O impacto da violência também é visível. Dados recentes apontam que, em 2024, um morador de Bonsucesso tinha seis vezes mais chances de ser assaltado do que um residente de Copacabana. Além disso, a Leopoldina lidera os registros de internações por doenças pulmonares, segundo a Secretaria Municipal de Saúde.
O crescimento da favelização, a falta de iluminação e a precarização dos serviços públicos contribuem para uma sensação constante de insegurança e abandono. Esse ambiente afasta antigos moradores e impede a chegada de novos, aprofundando o ciclo de esvaziamento.
O comércio local também sofreu. Estabelecimentos tradicionais, como o restaurante Varandão de Ramos, viram sua clientela minguar. O proprietário precisou reduzir os horários de funcionamento por falta de movimento. A antiga sede administrativa da região, na Rua Uranos, foi desativada pela prefeitura, e hoje é alvo de invasões.
Corretoras locais relatam dificuldades para vender ou alugar imóveis comerciais e industriais. Galpões de mais de mil metros quadrados ficam anos sem propostas concretas. Os preços despencam, e o desinteresse cresce.
O que isso revela sobre o país?
A Zona da Leopoldina é um retrato ampliado de algo que ocorre em muitas áreas urbanas do Brasil: o descuido com o espaço público, a concentração de recursos em áreas já valorizadas e a falta de continuidade nas políticas de urbanismo. A região aparece em planos diretores como prioritária, mas raramente há ações concretas para mudar o cenário.
A discussão sobre o futuro das cidades brasileiras passa necessariamente por casos como o da Leopoldina. O desafio é encontrar equilíbrio entre desenvolvimento e preservação do que já existe. Nem todo progresso está em construir do zero. Revitalizar o que já foi próspero também é construir.
Em outros países, o esvaziamento urbano de regiões antes centrais costuma ser combatido com políticas públicas de reocupação e incentivo à habitação, cultura e economia local.

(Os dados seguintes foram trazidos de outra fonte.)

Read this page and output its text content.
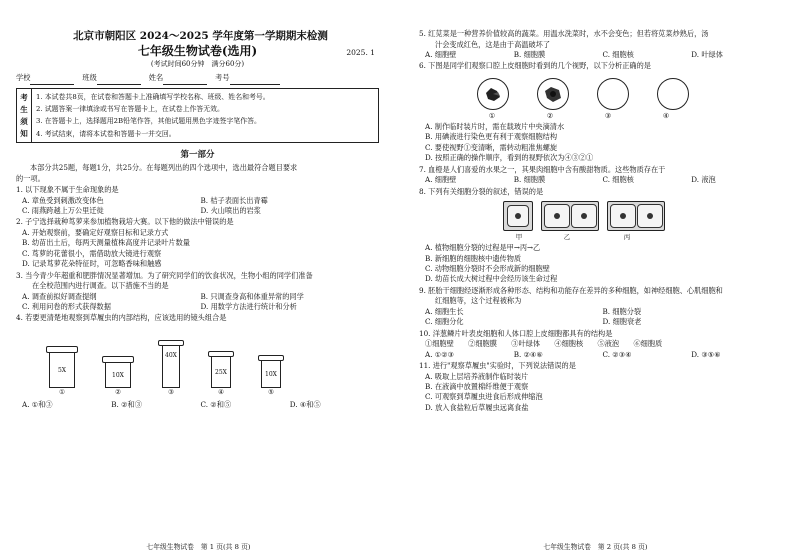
北京市朝阳区 2024～2025 学年度第一学期期末检测
七年级生物试卷(选用)	2025. 1
(考试时间60分钟　满分60分)
学校	班级	姓名	考号
考
生
须
知
1. 本试卷共8页，在试卷和答题卡上准确填写学校名称、班级、姓名和考号。
2. 试题答案一律填涂或书写在答题卡上，在试卷上作答无效。
3. 在答题卡上，选择题用2B铅笔作答，其他试题用黑色字迹签字笔作答。
4. 考试结束，请将本试卷和答题卡一并交回。
第一部分
本部分共25题，每题1分，共25分。在每题列出的四个选项中，选出最符合题目要求
的一项。
1. 以下现象不属于生命现象的是
A. 章鱼受到刺激改变体色	B. 桔子表面长出青霉
C. 雨燕跨越上万公里迁徙	D. 火山喷出的岩浆
2. 子宁选择栽种茑萝来参加植物栽培大赛。以下他的做法中错误的是
A. 开始观察前，要确定好观察目标和记录方式
B. 幼苗出土后，每两天测量植株高度并记录叶片数量
C. 茑萝的花蕾很小，需借助放大镜进行观察
D. 记录茑萝花朵特征时，可忽略香味和触感
3. 当今青少年超重和肥胖情况显著增加。为了研究同学们的饮食状况，生物小组的同学们准备
在全校范围内进行调查。以下措施不当的是
A. 调查前拟好调查提纲	B. 只调查身高和体重异常的同学
C. 利用问卷的形式获得数据	D. 用数学方法进行统计和分析
4. 若要更清楚地观察到草履虫的内部结构，应该选用的镜头组合是
5X
①
10X
②
40X
③
25X
④
10X
⑤
A. ①和③	B. ②和③	C. ②和⑤	D. ④和⑤
七年级生物试卷　第 1 页(共 8 页)
5. 红苋菜是一种营养价值较高的蔬菜。用温水洗菜时，水不会变色；但若将苋菜炒熟后，汤
汁会变成红色，这是由于高温破坏了
A. 细胞壁	B. 细胞膜	C. 细胞核	D. 叶绿体
6. 下图是同学们观察口腔上皮细胞时看到的几个视野，以下分析正确的是
①	②	③	④
A. 制作临时装片时，需在载玻片中央滴清水
B. 用碘液进行染色更有利于观察细胞结构
C. 要使视野①变清晰，需转动粗准焦螺旋
D. 按照正确的操作顺序，看到的视野依次为④③②①
7. 血橙是人们喜爱的水果之一，其果肉细胞中含有酸甜物质。这些物质存在于
A. 细胞壁	B. 细胞膜	C. 细胞核	D. 液泡
8. 下列有关细胞分裂的叙述，错误的是
甲	乙	丙
A. 植物细胞分裂的过程是甲→丙→乙
B. 新细胞的细胞核中遗传物质
C. 动物细胞分裂时不会形成新的细胞壁
D. 幼苗长成大树过程中会经历该生命过程
9. 胚胎干细胞经逐渐形成各种形态、结构和功能存在差异的多种细胞，如神经细胞、心肌细胞和
红细胞等，这个过程被称为
A. 细胞生长	B. 细胞分裂
C. 细胞分化	D. 细胞衰老
10. 洋葱鳞片叶表皮细胞和人体口腔上皮细胞都具有的结构是
①细胞壁　　②细胞膜　　③叶绿体　　④细胞核　　⑤液泡　　⑥细胞质
A. ①②③	B. ②④⑥	C. ②③④	D. ③⑤⑥
11. 进行"观察草履虫"实验时，下列说法错误的是
A. 吸取上层培养液制作临时装片
B. 在液滴中放置棉纤维便于观察
C. 可观察到草履虫进食后形成伸缩泡
D. 放入食盐粒后草履虫远离食盐
七年级生物试卷　第 2 页(共 8 页)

Na Grécia, por exemplo, bairros históricos de Atenas foram revitalizados com apoio estatal e fomento ao turismo sustentável.
Para o Brasil, em especial em cidades como o Rio de Janeiro, com extensas áreas urbanas em condições semelhantes, a experiência internacional pode servir de inspiração. Mas é preciso vontade política, envolvimento comunitário e uma visão de cidade que não exclua.